The present wave of interest in quantum foundations is caused by the tremendous development of quantum information science and its applications to quantum computing and quantum communication. Nowadays, this interest has increased even more because it has become clear that some of the difficulties encountered in realizations of quantum information processing (especially creation of quantum computers and designing of new quantum algorithms) are not simply technicalities but have roots at the very fundamental level. To solve such problems, quantum theory has to be reconsidered. The present book is devoted to the analysis of the probabilistic structure of quantum theory and probes the limits of classical probabilistic representation of quantum phenomena.
About the Author:
Andrei Khrennikov was born in 1958 in Volgorad (former Stalingrad) and spent his childhood in town Bratsk, in Siberia, north from the lake Baikal. In the period 1975-1980 he studied at Moscow State University, department of Mechanics and Mathematics and then in 1983 he got PhD in mathematical physics (quantum field theory) from the same department.
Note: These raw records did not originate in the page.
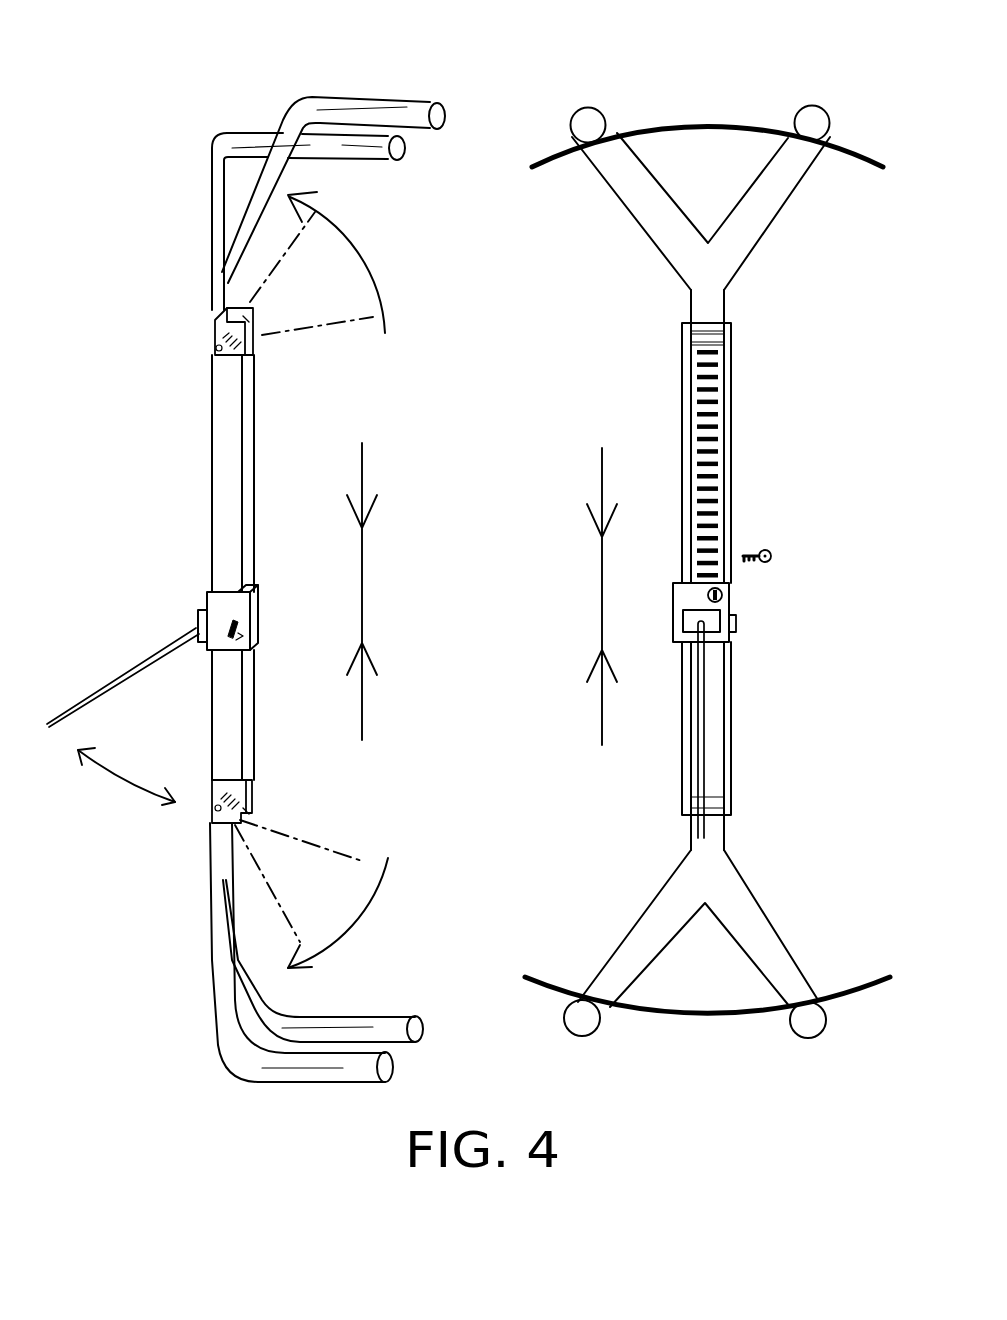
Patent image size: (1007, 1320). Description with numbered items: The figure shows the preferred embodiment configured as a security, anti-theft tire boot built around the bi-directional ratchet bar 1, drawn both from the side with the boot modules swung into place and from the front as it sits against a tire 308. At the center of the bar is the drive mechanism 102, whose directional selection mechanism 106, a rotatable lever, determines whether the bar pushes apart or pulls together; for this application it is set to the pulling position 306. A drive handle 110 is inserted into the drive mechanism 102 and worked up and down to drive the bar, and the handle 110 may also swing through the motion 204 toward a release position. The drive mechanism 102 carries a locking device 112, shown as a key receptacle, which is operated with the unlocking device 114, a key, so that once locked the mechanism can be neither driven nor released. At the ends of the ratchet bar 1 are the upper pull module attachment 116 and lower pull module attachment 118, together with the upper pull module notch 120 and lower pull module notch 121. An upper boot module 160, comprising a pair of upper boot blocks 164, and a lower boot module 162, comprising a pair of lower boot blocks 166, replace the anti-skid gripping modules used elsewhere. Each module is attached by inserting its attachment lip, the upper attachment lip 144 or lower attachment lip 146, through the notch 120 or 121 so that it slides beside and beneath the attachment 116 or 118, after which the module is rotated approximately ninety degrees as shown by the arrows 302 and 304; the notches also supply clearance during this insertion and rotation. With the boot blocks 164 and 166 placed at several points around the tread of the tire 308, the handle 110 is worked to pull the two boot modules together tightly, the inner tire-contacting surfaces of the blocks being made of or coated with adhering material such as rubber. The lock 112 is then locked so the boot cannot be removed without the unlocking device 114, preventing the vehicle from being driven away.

The ratchet bar 1 is at (187, 520).
The drive mechanism 102 is at (242, 607).
The directional selection mechanism 106 is at (238, 628).
The drive handle 110 is at (123, 680).
The locking device 112 is at (722, 595).
The unlocking device 114 is at (772, 553).
The upper ratchet bar pull module attachment 116 is at (217, 333).
The lower ratchet bar pull module attachment 118 is at (215, 793).
The upper pull module notch 120 is at (247, 320).
The lower pull module notch 121 is at (248, 813).
The upper attachment lip 144 is at (232, 347).
The lower attachment lip 146 is at (245, 795).
The upper boot module 160 is at (193, 165).
The lower boot module 162 is at (181, 1014).
The upper boot blocks 164 is at (338, 142).
The lower boot blocks 166 is at (355, 1037).
The rod swing direction 204 is at (112, 773).
The rotation arrow for upper module 302 is at (385, 330).
The rotation arrow for lower module 304 is at (388, 860).
The pulling position 306 is at (600, 590).
The tire 308 is at (857, 162).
He started his teaching and research career at Moscow University for Radio-Electronics and Automatics and in 1990 he became full professor at Moscow University for Electronic Engineering. He started his career abroad at Bochum University, Germany, and since 1997 he is professor of applied mathematics at Linnaueus University (Växjö, South-East Sweden); since 2002, the director of the multidisciplinary research center at this university, International Center for Mathematical Modeling in Physics, Engineering, Economics, and Cognitive Science. Research interests of prof Khrennikov are multidisciplinary: foundations of quantum physics and quantum information, foundations of probability (in particular, studies on negative probabilities), cognitive modeling, ultrametric (non-Archimedean) mathematics, dynamical systems, infinite-dimensional analysis, quantum-like models in psychology, economics and finances. He is the author of about 400 papers and 16 monographs in journals in mathematics, physics, biology, cognitive science, economics, and finances. He is worldwide known as the organizer of the longest series of conferences on quantum foundations in Växjö, this series attracted leading experts, both theoreticians and experimenters, who are interested in probabilistic aspects of quantum information and foundations. Recent years he devoted to creation of the classical random field model of quantum phenomena.